Sean Bean as Douglas Bennett
Then there’s shoehorned in PC. Our recent Remembrance Day Service 2019 stressed the role of Commonwealth troops, but obviously two black French-Senegalese soldiers are the heroes in evacuating the shivering jerking shell-shocked British soldiers, especially the “Squadron Leader.” It has been noted that as the British Expeditionary Force had barely seen action at that point, it would be hard to be shell-shocked. Shell shock is a major theme, starting with Douglas. Tom sees it in the sailors after the torpedo. If you prefer, it’s Post Traumatic Stress Disorder. Douglas has it. The Squadron Leader has it. Grzegorz has it. It’s very Iraq / Afghanistan war and real. I realize my dad must have had it, but suppressed it, as it used to be. He drove into Belsen with Richard Dimbleby’s BBC radio unit. My mum said he woke nearly every night with nightmares about Belsen. He died aged 54 of cancer. It’s not a light subject. They hit it powerfully.
Then we have the Good Germans to contrast with the Baddies. It works. You feel their reality. Then you have the two gay guys in Paris, the American doctor and the French-African trumpet player (though flute player was the Shakespearean euphemism). Add the Afro-Caribbean pianist, the Senegalese French soldiers. Then towards the end, Harry is recruited by the Secret Service to be dropped into France or Poland. The officer recruiting him is ethnically Indian. No, the BAME / gay aspects don’t reflect the likely attitudes of 1939 or 1940, but are tuned to 2019 sensibilities.
Do not question the geography too far, nor in fact, do not question the geography at all.
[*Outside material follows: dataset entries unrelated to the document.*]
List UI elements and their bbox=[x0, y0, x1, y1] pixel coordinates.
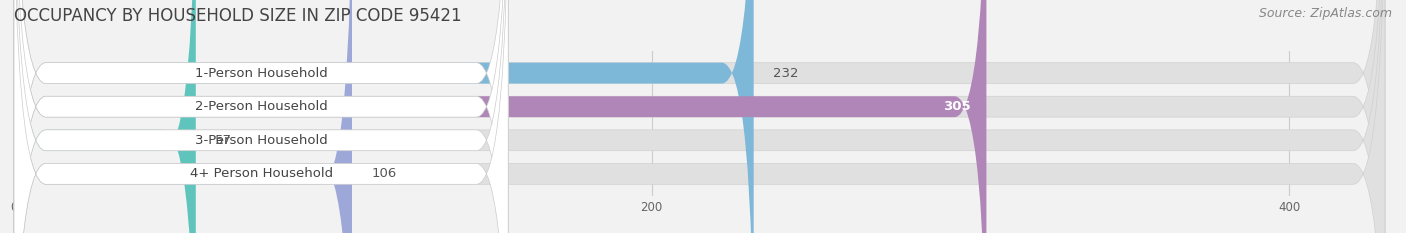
FancyBboxPatch shape bbox=[14, 0, 1385, 233]
FancyBboxPatch shape bbox=[14, 0, 508, 233]
Text: 3-Person Household: 3-Person Household bbox=[195, 134, 328, 147]
Text: 1-Person Household: 1-Person Household bbox=[195, 67, 328, 80]
FancyBboxPatch shape bbox=[14, 0, 1385, 233]
Text: 232: 232 bbox=[773, 67, 799, 80]
Text: 2-Person Household: 2-Person Household bbox=[195, 100, 328, 113]
FancyBboxPatch shape bbox=[14, 0, 508, 233]
Text: 4+ Person Household: 4+ Person Household bbox=[190, 167, 333, 180]
Text: Source: ZipAtlas.com: Source: ZipAtlas.com bbox=[1258, 7, 1392, 20]
Text: 305: 305 bbox=[943, 100, 970, 113]
FancyBboxPatch shape bbox=[14, 0, 352, 233]
Text: 57: 57 bbox=[215, 134, 232, 147]
FancyBboxPatch shape bbox=[14, 0, 1385, 233]
FancyBboxPatch shape bbox=[14, 0, 1385, 233]
FancyBboxPatch shape bbox=[14, 0, 508, 233]
FancyBboxPatch shape bbox=[14, 0, 754, 233]
FancyBboxPatch shape bbox=[14, 0, 508, 233]
FancyBboxPatch shape bbox=[14, 0, 987, 233]
Text: OCCUPANCY BY HOUSEHOLD SIZE IN ZIP CODE 95421: OCCUPANCY BY HOUSEHOLD SIZE IN ZIP CODE … bbox=[14, 7, 461, 25]
FancyBboxPatch shape bbox=[14, 0, 195, 233]
Text: 106: 106 bbox=[371, 167, 396, 180]
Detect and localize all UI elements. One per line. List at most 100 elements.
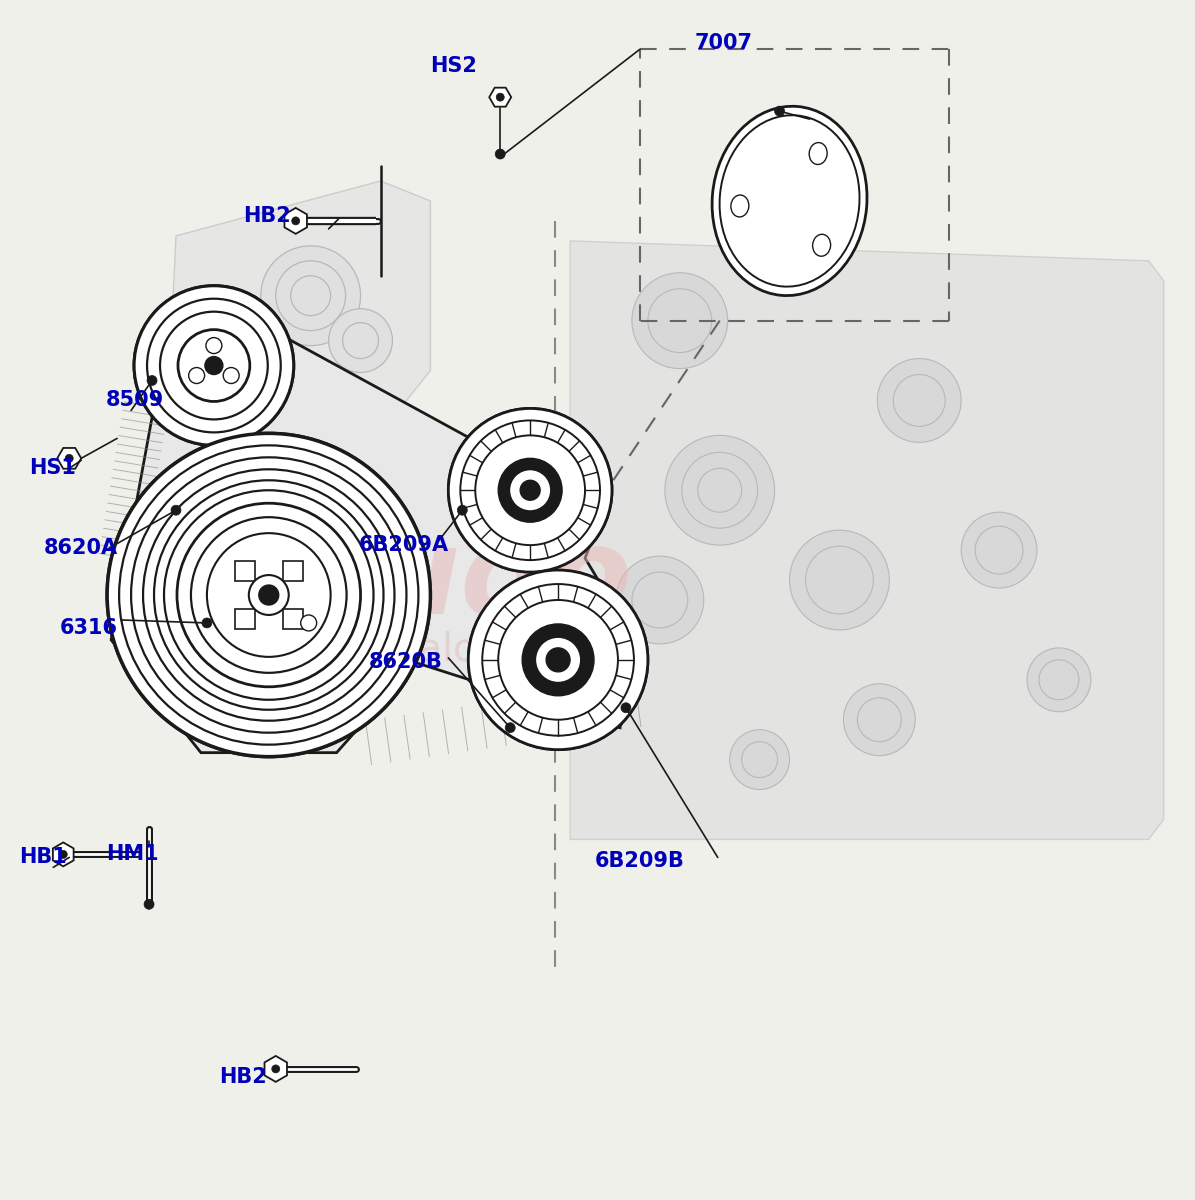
Bar <box>235 608 255 629</box>
Circle shape <box>537 638 580 682</box>
Circle shape <box>223 367 239 384</box>
Bar <box>283 562 302 581</box>
Circle shape <box>207 533 331 656</box>
Circle shape <box>261 246 361 346</box>
Circle shape <box>844 684 915 756</box>
Circle shape <box>249 575 289 614</box>
Circle shape <box>894 374 945 426</box>
Text: 6316: 6316 <box>60 618 117 638</box>
Circle shape <box>160 312 268 420</box>
Circle shape <box>206 337 222 354</box>
Bar <box>235 608 255 629</box>
Circle shape <box>249 575 289 614</box>
Circle shape <box>682 452 758 528</box>
Circle shape <box>145 899 154 910</box>
Circle shape <box>204 356 223 374</box>
Circle shape <box>60 851 67 858</box>
Text: 8620B: 8620B <box>368 652 442 672</box>
Bar <box>283 562 302 581</box>
Circle shape <box>546 648 570 672</box>
Circle shape <box>544 646 572 674</box>
Text: HM1: HM1 <box>106 845 159 864</box>
Text: 6B209B: 6B209B <box>595 851 685 871</box>
Circle shape <box>468 570 648 750</box>
Circle shape <box>510 470 550 510</box>
Circle shape <box>496 94 504 101</box>
Polygon shape <box>264 1056 287 1082</box>
Circle shape <box>476 436 586 545</box>
Circle shape <box>191 517 347 673</box>
Text: HS2: HS2 <box>430 56 477 77</box>
Circle shape <box>790 530 889 630</box>
Circle shape <box>241 325 271 355</box>
Circle shape <box>301 614 317 631</box>
Circle shape <box>147 376 157 385</box>
Circle shape <box>632 572 688 628</box>
Circle shape <box>301 614 317 631</box>
Circle shape <box>742 742 778 778</box>
Circle shape <box>259 586 278 605</box>
Circle shape <box>522 624 594 696</box>
Ellipse shape <box>731 196 749 217</box>
Circle shape <box>476 436 586 545</box>
Polygon shape <box>570 241 1164 840</box>
Circle shape <box>108 433 430 757</box>
Circle shape <box>498 458 562 522</box>
Bar <box>283 608 302 629</box>
Circle shape <box>290 276 331 316</box>
Text: 6B209A: 6B209A <box>358 535 448 556</box>
Circle shape <box>498 600 618 720</box>
Circle shape <box>191 517 347 673</box>
Polygon shape <box>171 181 430 431</box>
Circle shape <box>730 730 790 790</box>
Circle shape <box>206 337 222 354</box>
Circle shape <box>632 272 728 368</box>
Text: HS1: HS1 <box>30 458 76 479</box>
Circle shape <box>259 586 278 605</box>
Circle shape <box>975 526 1023 574</box>
Text: 7007: 7007 <box>694 34 753 53</box>
Ellipse shape <box>712 107 868 295</box>
Circle shape <box>857 697 901 742</box>
Circle shape <box>178 330 250 402</box>
Ellipse shape <box>809 143 827 164</box>
Circle shape <box>134 286 294 445</box>
Polygon shape <box>111 298 644 752</box>
Circle shape <box>223 367 239 384</box>
Circle shape <box>510 470 550 510</box>
Circle shape <box>66 455 73 462</box>
Text: HB2: HB2 <box>243 206 290 226</box>
Circle shape <box>202 618 212 628</box>
Polygon shape <box>489 88 511 107</box>
Circle shape <box>520 480 540 500</box>
Circle shape <box>519 479 543 503</box>
Circle shape <box>498 458 562 522</box>
Circle shape <box>189 367 204 384</box>
Circle shape <box>276 260 345 331</box>
Text: HB1: HB1 <box>19 847 67 868</box>
Circle shape <box>877 359 961 443</box>
Circle shape <box>495 149 505 160</box>
Bar <box>283 608 302 629</box>
Text: catalog: catalog <box>358 631 502 668</box>
Circle shape <box>204 356 223 374</box>
Circle shape <box>664 436 774 545</box>
Circle shape <box>448 408 612 572</box>
Circle shape <box>505 722 515 733</box>
Bar <box>235 562 255 581</box>
Circle shape <box>537 638 580 682</box>
Text: HB2: HB2 <box>219 1067 266 1087</box>
Circle shape <box>207 533 331 656</box>
Circle shape <box>458 505 467 515</box>
Circle shape <box>228 313 283 368</box>
Circle shape <box>448 408 612 572</box>
Circle shape <box>171 505 180 515</box>
Circle shape <box>108 433 430 757</box>
Polygon shape <box>284 208 307 234</box>
Circle shape <box>292 217 300 224</box>
Circle shape <box>805 546 874 614</box>
Circle shape <box>134 286 294 445</box>
Circle shape <box>343 323 379 359</box>
Text: 8509: 8509 <box>106 390 165 410</box>
Circle shape <box>468 570 648 750</box>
Best not to question the history either.
Never mind, the geography, feel the action. And the relationships. It’s very good. The Warsaw, Gdansk, Dunkirk and South Atlantic sequences are easily feature film quality. The romantic plot? Well, it’s the romantic plot. Emotions are heightened in war. The acting is first rate throughout … but I’d point out Robina, Douglas, Harry and Kasia as the stars for me.
The main issue is sloppy history, ludicrous geography. It’s a pity they didn’t research the facts properly.